Жителями аулов и их защитниками Бестужев восхищался: «Прелесть что за народ!». «Шапсуги, враги паши, истинно молодцы, кидались в шашки на нас раз пять, и я так близко видел их лицо, что мог бы узнать теперь из тысячи». «Опасность для меня наслаждение, не только удовольствие».
Падали наземь сраженные, дымными факелами пылала селения; Бестужев на седьмом небе. По двое суток не спал, терпел голод, мок под осенним дождем. «…Я дерусь совершенно без цели, без долга даже, бескорыстно и непринужденно».
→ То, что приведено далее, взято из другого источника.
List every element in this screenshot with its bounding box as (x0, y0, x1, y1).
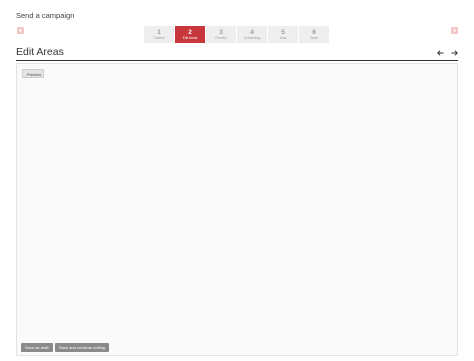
step-lists[interactable]: 5 Lists (268, 26, 298, 43)
step-preview[interactable]: 3 Preview (206, 26, 236, 43)
step-number: 2 (188, 28, 192, 36)
step-content[interactable]: 1 Content (144, 26, 174, 43)
step-number: 1 (157, 28, 161, 36)
step-number: 5 (281, 28, 285, 36)
page-title: Send a campaign (16, 11, 75, 20)
save-draft-button[interactable]: Save as draft (21, 343, 53, 352)
arrow-right-icon (453, 28, 457, 33)
preview-button[interactable]: Preview (22, 69, 44, 78)
step-number: 3 (219, 28, 223, 36)
step-number: 6 (312, 28, 316, 36)
step-tabs: 1 Content 2 Edit Areas 3 Preview 4 Sched… (144, 26, 329, 43)
step-label: Edit Areas (182, 35, 198, 40)
step-label: Content (153, 35, 165, 40)
previous-step-button[interactable] (17, 27, 24, 34)
section-title: Edit Areas (16, 46, 64, 58)
arrow-right-icon[interactable] (451, 50, 458, 56)
save-continue-button[interactable]: Save and continue editing (55, 343, 110, 352)
step-label: Lists (279, 35, 287, 40)
step-number: 4 (250, 28, 254, 36)
step-label: Send (310, 35, 318, 40)
edit-areas-panel (16, 63, 458, 356)
arrow-left-icon (18, 28, 22, 33)
step-navigation (437, 50, 458, 56)
step-label: Scheduling (244, 35, 260, 40)
step-scheduling[interactable]: 4 Scheduling (237, 26, 267, 43)
arrow-left-icon[interactable] (437, 50, 444, 56)
step-send[interactable]: 6 Send (299, 26, 329, 43)
header-divider (16, 60, 458, 61)
step-label: Preview (215, 35, 227, 40)
next-step-button[interactable] (451, 27, 458, 34)
step-edit-areas[interactable]: 2 Edit Areas (175, 26, 205, 43)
Опасность раскрывает людей, обозначая предел и беспредельность сил человеческих. Еще из Дербента он однажды написал старшему Полевому — Николаю Алексеевичу:
«Чтобы узнать добрый, смышленый народ наш, надо жизнью пожить с ним, надо его языком заставить его разговориться… А солдат наш? Какое оригинальное существо… и какой чудный вверь с этим вместе!.. Кто видел солдат только на разводе, тот их не знает; кто видел их с фухтелем [39] в руках, тот их и не узнает никогда, хоть бы век прослужил с ними. Надо спать с ними на одной доске в карауле, лежать в морозную ночь в секрете, идти грудь с грудью на завал, на батарею; лежать под пулями в траншеях, под перевязкой в лазарете… Я был бы так счастлив (или, пожалуй, так несчастлив), что вблизи разглядел народ наш и, кажется, многое угадал в нем».